Le Soudan a été témoin de nombreux cas d’apostasie très médiatisés à l’époque de Béchir, notamment celui de Meriam Yehya Ibrahim Ishag. Elle a été condamnée à mort en 2014 après avoir épousé un chrétien.

«Nous voulons que la constitution et les lois soient basées sur la citoyenneté et l’égalité, pas sur une base religieuse et la discrimination. C’est le cœur de la révolution soudanaise qui a appelé à la justice, à la liberté et au renforcement des droits de l’homme dans le pays « , a déclaré Bait.
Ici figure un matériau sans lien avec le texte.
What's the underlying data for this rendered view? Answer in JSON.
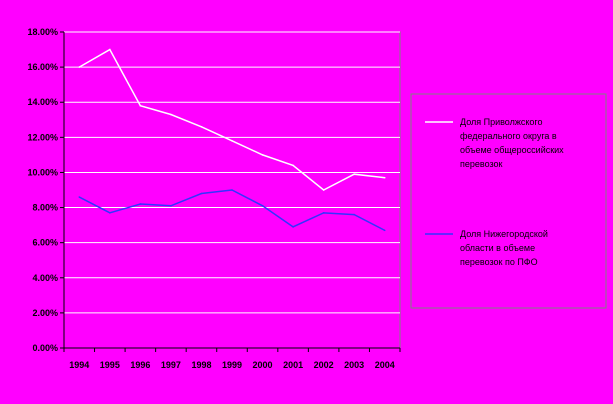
{
  "chart_data": {
    "type": "line",
    "categories": [
      "1994",
      "1995",
      "1996",
      "1997",
      "1998",
      "1999",
      "2000",
      "2001",
      "2002",
      "2003",
      "2004"
    ],
    "y_tick_labels": [
      "0.00%",
      "2.00%",
      "4.00%",
      "6.00%",
      "8.00%",
      "10.00%",
      "12.00%",
      "14.00%",
      "16.00%",
      "18.00%"
    ],
    "ylim": [
      0,
      18
    ],
    "grid": true,
    "legend_position": "right",
    "series": [
      {
        "name": "Доля Приволжского федерального округа в объеме общероссийских перевозок",
        "name_lines": [
          "Доля Приволжского",
          "федерального округа в",
          "объеме общероссийских",
          "перевозок"
        ],
        "color": "#ffffff",
        "values": [
          16.0,
          17.0,
          13.8,
          13.3,
          12.6,
          11.8,
          11.0,
          10.4,
          9.0,
          9.9,
          9.7
        ]
      },
      {
        "name": "Доля Нижегородской области в объеме перевозок по ПФО",
        "name_lines": [
          "Доля Нижегородской",
          "области в объеме",
          "перевозок по ПФО"
        ],
        "color": "#3333ff",
        "values": [
          8.6,
          7.7,
          8.2,
          8.1,
          8.8,
          9.0,
          8.1,
          6.9,
          7.7,
          7.6,
          6.7
        ]
      }
    ],
    "colors": {
      "background": "#ff00ff",
      "gridline": "#ffffff",
      "axis": "#000000"
    }
  }
}
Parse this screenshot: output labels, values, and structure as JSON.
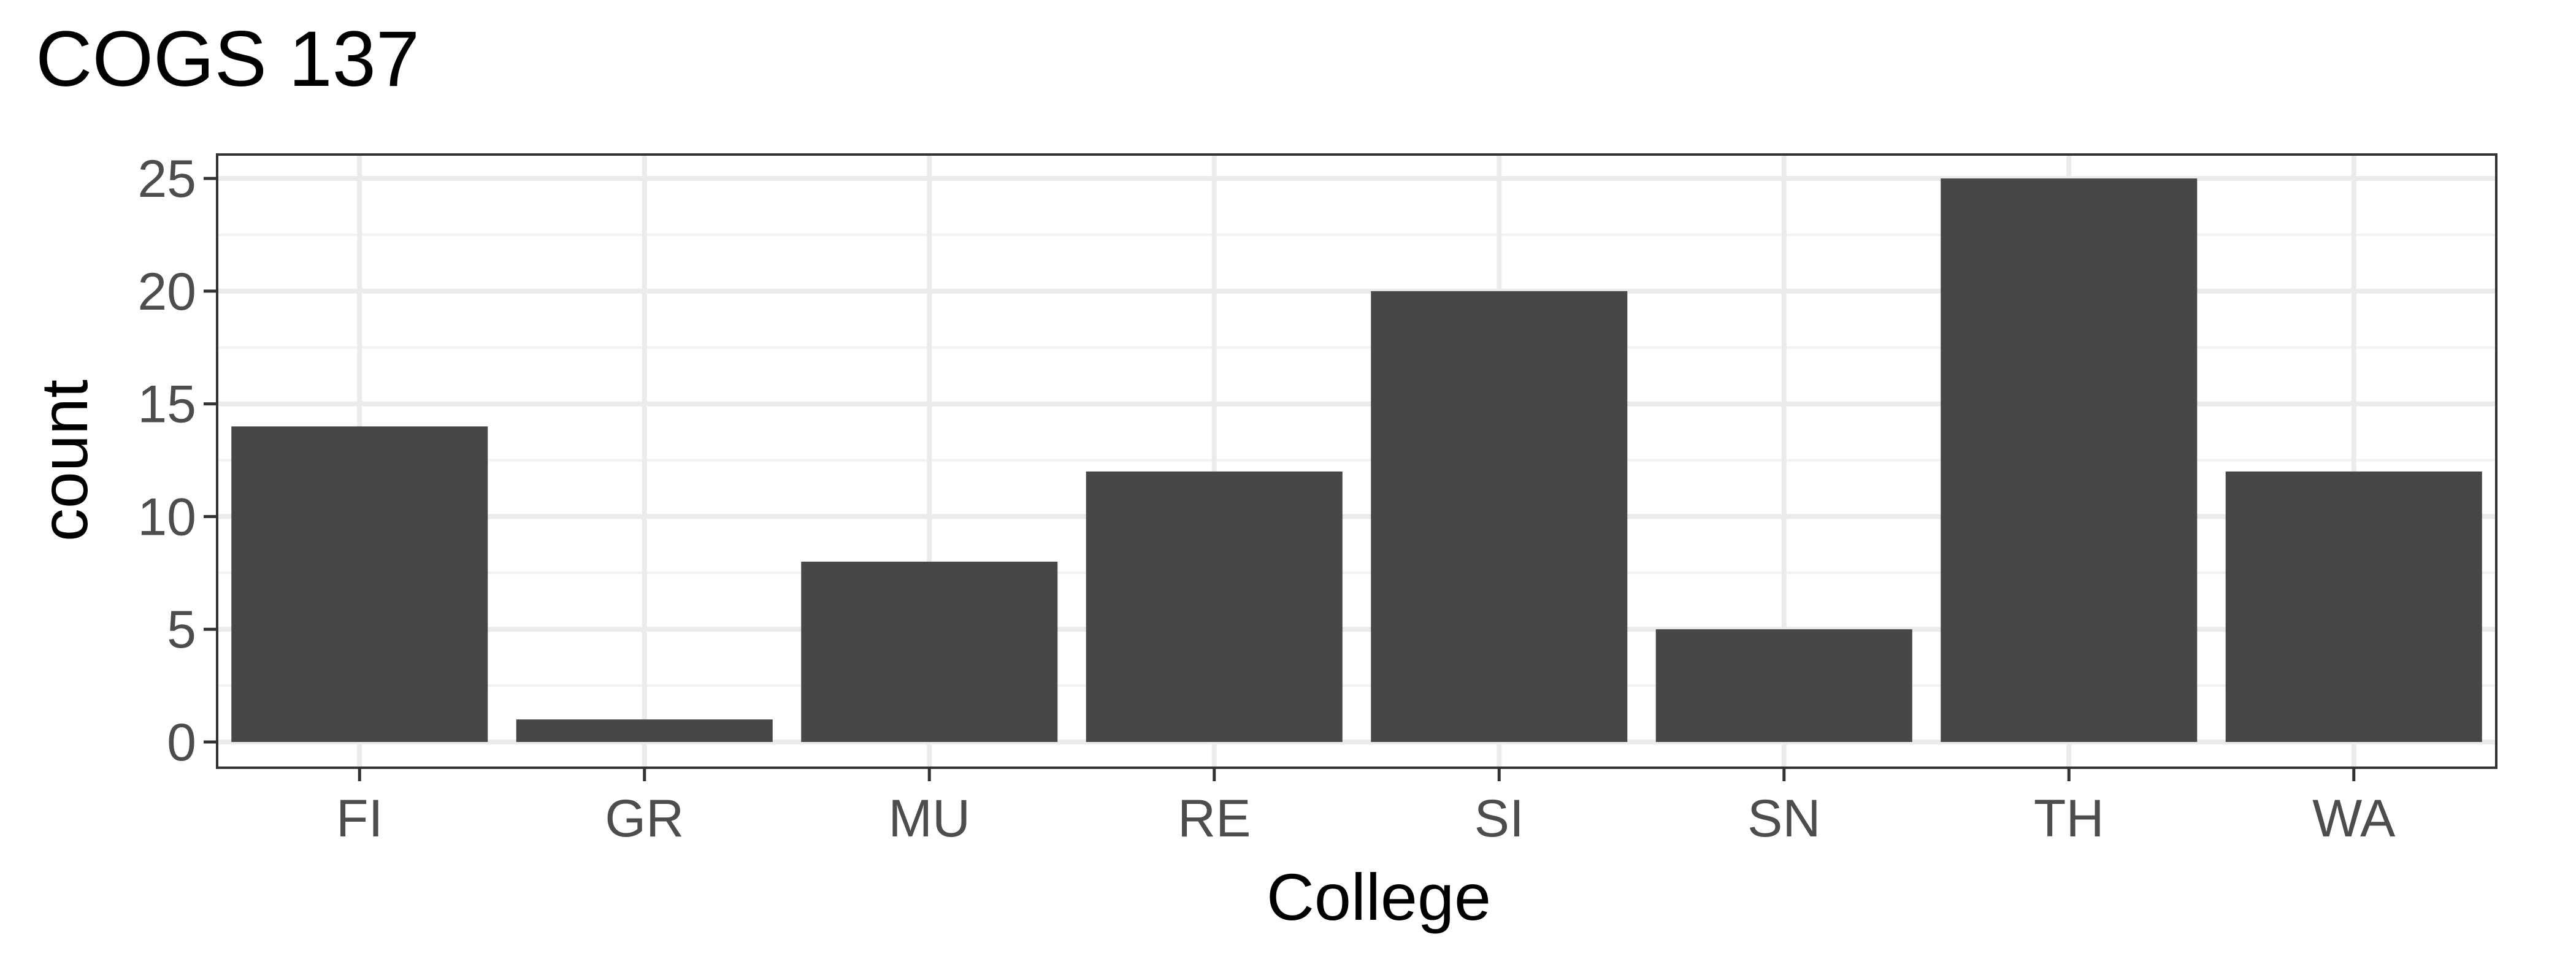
{
  "chart_data": {
    "type": "bar",
    "title": "COGS 137",
    "xlabel": "College",
    "ylabel": "count",
    "categories": [
      "FI",
      "GR",
      "MU",
      "RE",
      "SI",
      "SN",
      "TH",
      "WA"
    ],
    "values": [
      14,
      1,
      8,
      12,
      20,
      5,
      25,
      12
    ],
    "ylim": [
      0,
      26.2
    ],
    "yticks": [
      0,
      5,
      10,
      15,
      20,
      25
    ],
    "grid": true,
    "legend": "none"
  },
  "colors": {
    "bar": "#474747",
    "panel_border": "#333333",
    "grid_major": "#ebebeb",
    "grid_minor": "#f2f2f2",
    "tick_text": "#4d4d4d",
    "title_text": "#000000"
  }
}
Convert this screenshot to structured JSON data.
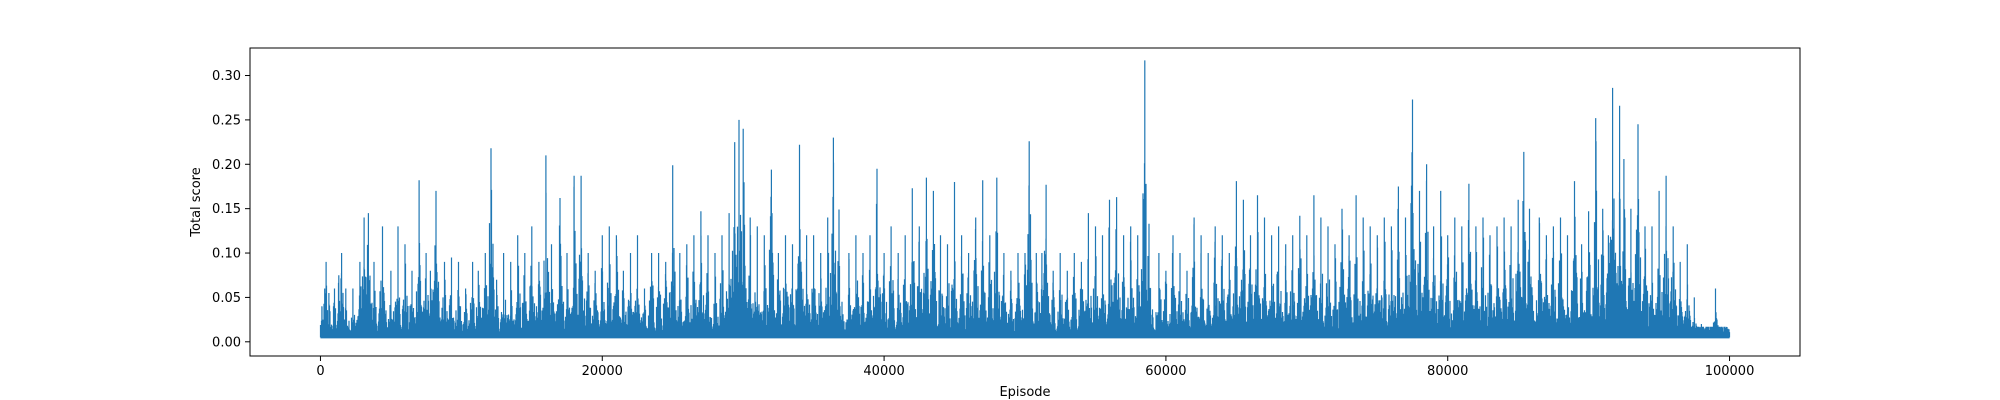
{
  "chart_data": {
    "type": "line",
    "title": "",
    "xlabel": "Episode",
    "ylabel": "Total score",
    "xlim": [
      -5000,
      105000
    ],
    "ylim": [
      -0.016,
      0.331
    ],
    "xticks": [
      0,
      20000,
      40000,
      60000,
      80000,
      100000
    ],
    "xtick_labels": [
      "0",
      "20000",
      "40000",
      "60000",
      "80000",
      "100000"
    ],
    "yticks": [
      0.0,
      0.05,
      0.1,
      0.15,
      0.2,
      0.25,
      0.3
    ],
    "ytick_labels": [
      "0.00",
      "0.05",
      "0.10",
      "0.15",
      "0.20",
      "0.25",
      "0.30"
    ],
    "grid": false,
    "series": [
      {
        "color": "#1f77b4",
        "x_start": 0,
        "x_end": 100000,
        "baseline": 0.005,
        "peaks": [
          [
            100,
            0.04
          ],
          [
            300,
            0.06
          ],
          [
            400,
            0.09
          ],
          [
            600,
            0.055
          ],
          [
            1000,
            0.06
          ],
          [
            1300,
            0.075
          ],
          [
            1500,
            0.1
          ],
          [
            1800,
            0.06
          ],
          [
            2300,
            0.06
          ],
          [
            2800,
            0.09
          ],
          [
            3100,
            0.14
          ],
          [
            3400,
            0.145
          ],
          [
            3800,
            0.09
          ],
          [
            4400,
            0.13
          ],
          [
            5000,
            0.08
          ],
          [
            5500,
            0.13
          ],
          [
            6000,
            0.11
          ],
          [
            6500,
            0.08
          ],
          [
            7000,
            0.182
          ],
          [
            7500,
            0.1
          ],
          [
            7800,
            0.08
          ],
          [
            8200,
            0.17
          ],
          [
            8800,
            0.09
          ],
          [
            9300,
            0.095
          ],
          [
            9800,
            0.09
          ],
          [
            10300,
            0.06
          ],
          [
            10800,
            0.09
          ],
          [
            11200,
            0.08
          ],
          [
            11700,
            0.1
          ],
          [
            12100,
            0.218
          ],
          [
            12500,
            0.07
          ],
          [
            13000,
            0.1
          ],
          [
            13500,
            0.09
          ],
          [
            14000,
            0.12
          ],
          [
            14500,
            0.1
          ],
          [
            15000,
            0.13
          ],
          [
            15500,
            0.09
          ],
          [
            16000,
            0.21
          ],
          [
            16400,
            0.11
          ],
          [
            17000,
            0.162
          ],
          [
            17500,
            0.1
          ],
          [
            18000,
            0.187
          ],
          [
            18500,
            0.187
          ],
          [
            19000,
            0.1
          ],
          [
            19500,
            0.08
          ],
          [
            20000,
            0.12
          ],
          [
            20500,
            0.13
          ],
          [
            21000,
            0.12
          ],
          [
            21500,
            0.08
          ],
          [
            22000,
            0.1
          ],
          [
            22500,
            0.12
          ],
          [
            23000,
            0.06
          ],
          [
            23500,
            0.1
          ],
          [
            24000,
            0.1
          ],
          [
            24500,
            0.09
          ],
          [
            25000,
            0.199
          ],
          [
            25500,
            0.1
          ],
          [
            26000,
            0.11
          ],
          [
            26500,
            0.12
          ],
          [
            27000,
            0.147
          ],
          [
            27500,
            0.12
          ],
          [
            28000,
            0.1
          ],
          [
            28500,
            0.12
          ],
          [
            29000,
            0.145
          ],
          [
            29400,
            0.225
          ],
          [
            29700,
            0.25
          ],
          [
            30000,
            0.24
          ],
          [
            30500,
            0.14
          ],
          [
            31000,
            0.13
          ],
          [
            31500,
            0.12
          ],
          [
            32000,
            0.194
          ],
          [
            32500,
            0.1
          ],
          [
            33000,
            0.12
          ],
          [
            33500,
            0.11
          ],
          [
            34000,
            0.222
          ],
          [
            34500,
            0.12
          ],
          [
            35000,
            0.12
          ],
          [
            35500,
            0.1
          ],
          [
            36000,
            0.14
          ],
          [
            36400,
            0.23
          ],
          [
            36800,
            0.149
          ],
          [
            37500,
            0.1
          ],
          [
            38000,
            0.12
          ],
          [
            38500,
            0.1
          ],
          [
            39000,
            0.12
          ],
          [
            39500,
            0.195
          ],
          [
            40000,
            0.1
          ],
          [
            40500,
            0.13
          ],
          [
            41000,
            0.1
          ],
          [
            41500,
            0.12
          ],
          [
            42000,
            0.173
          ],
          [
            42500,
            0.13
          ],
          [
            43000,
            0.185
          ],
          [
            43500,
            0.17
          ],
          [
            44000,
            0.12
          ],
          [
            44500,
            0.11
          ],
          [
            45000,
            0.18
          ],
          [
            45500,
            0.12
          ],
          [
            46000,
            0.1
          ],
          [
            46500,
            0.14
          ],
          [
            47000,
            0.182
          ],
          [
            47500,
            0.12
          ],
          [
            48000,
            0.185
          ],
          [
            48500,
            0.1
          ],
          [
            49000,
            0.08
          ],
          [
            49500,
            0.1
          ],
          [
            50000,
            0.1
          ],
          [
            50300,
            0.226
          ],
          [
            50800,
            0.1
          ],
          [
            51200,
            0.1
          ],
          [
            51500,
            0.177
          ],
          [
            52000,
            0.08
          ],
          [
            52500,
            0.1
          ],
          [
            53000,
            0.08
          ],
          [
            53500,
            0.1
          ],
          [
            54000,
            0.09
          ],
          [
            54500,
            0.145
          ],
          [
            55000,
            0.13
          ],
          [
            55500,
            0.12
          ],
          [
            56000,
            0.16
          ],
          [
            56500,
            0.163
          ],
          [
            57000,
            0.12
          ],
          [
            57500,
            0.13
          ],
          [
            58000,
            0.12
          ],
          [
            58500,
            0.317
          ],
          [
            58800,
            0.133
          ],
          [
            59500,
            0.1
          ],
          [
            60000,
            0.08
          ],
          [
            60500,
            0.12
          ],
          [
            61000,
            0.1
          ],
          [
            61500,
            0.08
          ],
          [
            62000,
            0.14
          ],
          [
            62500,
            0.12
          ],
          [
            63000,
            0.1
          ],
          [
            63500,
            0.13
          ],
          [
            64000,
            0.12
          ],
          [
            64500,
            0.1
          ],
          [
            65000,
            0.181
          ],
          [
            65500,
            0.16
          ],
          [
            66000,
            0.12
          ],
          [
            66500,
            0.165
          ],
          [
            67000,
            0.14
          ],
          [
            67500,
            0.12
          ],
          [
            68000,
            0.13
          ],
          [
            68500,
            0.11
          ],
          [
            69000,
            0.12
          ],
          [
            69500,
            0.142
          ],
          [
            70000,
            0.12
          ],
          [
            70500,
            0.165
          ],
          [
            71000,
            0.14
          ],
          [
            71500,
            0.13
          ],
          [
            72000,
            0.11
          ],
          [
            72500,
            0.15
          ],
          [
            73000,
            0.12
          ],
          [
            73500,
            0.165
          ],
          [
            74000,
            0.14
          ],
          [
            74500,
            0.13
          ],
          [
            75000,
            0.12
          ],
          [
            75500,
            0.14
          ],
          [
            76000,
            0.13
          ],
          [
            76500,
            0.175
          ],
          [
            77000,
            0.14
          ],
          [
            77500,
            0.273
          ],
          [
            78000,
            0.17
          ],
          [
            78500,
            0.2
          ],
          [
            79000,
            0.13
          ],
          [
            79500,
            0.17
          ],
          [
            80000,
            0.12
          ],
          [
            80500,
            0.14
          ],
          [
            81000,
            0.13
          ],
          [
            81500,
            0.178
          ],
          [
            82000,
            0.13
          ],
          [
            82500,
            0.14
          ],
          [
            83000,
            0.12
          ],
          [
            83500,
            0.13
          ],
          [
            84000,
            0.14
          ],
          [
            84500,
            0.13
          ],
          [
            85000,
            0.16
          ],
          [
            85400,
            0.214
          ],
          [
            85800,
            0.15
          ],
          [
            86500,
            0.14
          ],
          [
            87000,
            0.12
          ],
          [
            87500,
            0.13
          ],
          [
            88000,
            0.14
          ],
          [
            88500,
            0.12
          ],
          [
            89000,
            0.181
          ],
          [
            89500,
            0.11
          ],
          [
            90000,
            0.147
          ],
          [
            90500,
            0.252
          ],
          [
            91000,
            0.15
          ],
          [
            91400,
            0.12
          ],
          [
            91700,
            0.286
          ],
          [
            92200,
            0.266
          ],
          [
            92500,
            0.206
          ],
          [
            93000,
            0.15
          ],
          [
            93500,
            0.245
          ],
          [
            94000,
            0.13
          ],
          [
            94500,
            0.13
          ],
          [
            95000,
            0.17
          ],
          [
            95500,
            0.187
          ],
          [
            96000,
            0.13
          ],
          [
            96500,
            0.09
          ],
          [
            97000,
            0.11
          ],
          [
            97500,
            0.05
          ],
          [
            98000,
            0.02
          ],
          [
            98500,
            0.015
          ],
          [
            99000,
            0.06
          ],
          [
            99500,
            0.01
          ]
        ]
      }
    ]
  }
}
Réformes des droits de l’homme

Annonçant les plans ce week-end, le ministre soudanais de la Justice Nasr Aldin Abdul Bari a déclaré qu’une commission pour mettre en œuvre les nouveaux formulaires serait établie dans les prochains jours.

Il a ajouté que les réformes se poursuivraient jusqu’à ce que son pays ait aboli « toutes les lois qui violent les droits de l’homme au Soudan ».

Dans un tweet, Hamdok a également déclaré que le processus se poursuivrait.

« L’adoption de ces lois est une étape importante vers la réforme de l’ensemble du système juridique au Soudan afin de réaliser les slogans de la révolution, y compris la paix, la justice et la liberté par le biais de lois et d’institutions juridiques qui accordent la primauté du droit », a-t-il souligné. .

L’actuel gouvernement a été nommé par le Conseil souverain du pays, un organe composé de six civils et de cinq officiers militaires mis en place à la suite de la destitution de Béchir après des mois de négociations avec l’armée.

Ils devraient conduire le pays à travers une transition de trois ans vers un régime civil.

«Libertés personnelles»

L’ensemble des réformes a été salué par les militants des droits de l’homme aux niveaux national et international.

Les militantes des droits des femmes ont salué la suppression d’une loi qui obligeait les femmes à demander la permission aux hommes de leur famille de voyager avec leurs enfants.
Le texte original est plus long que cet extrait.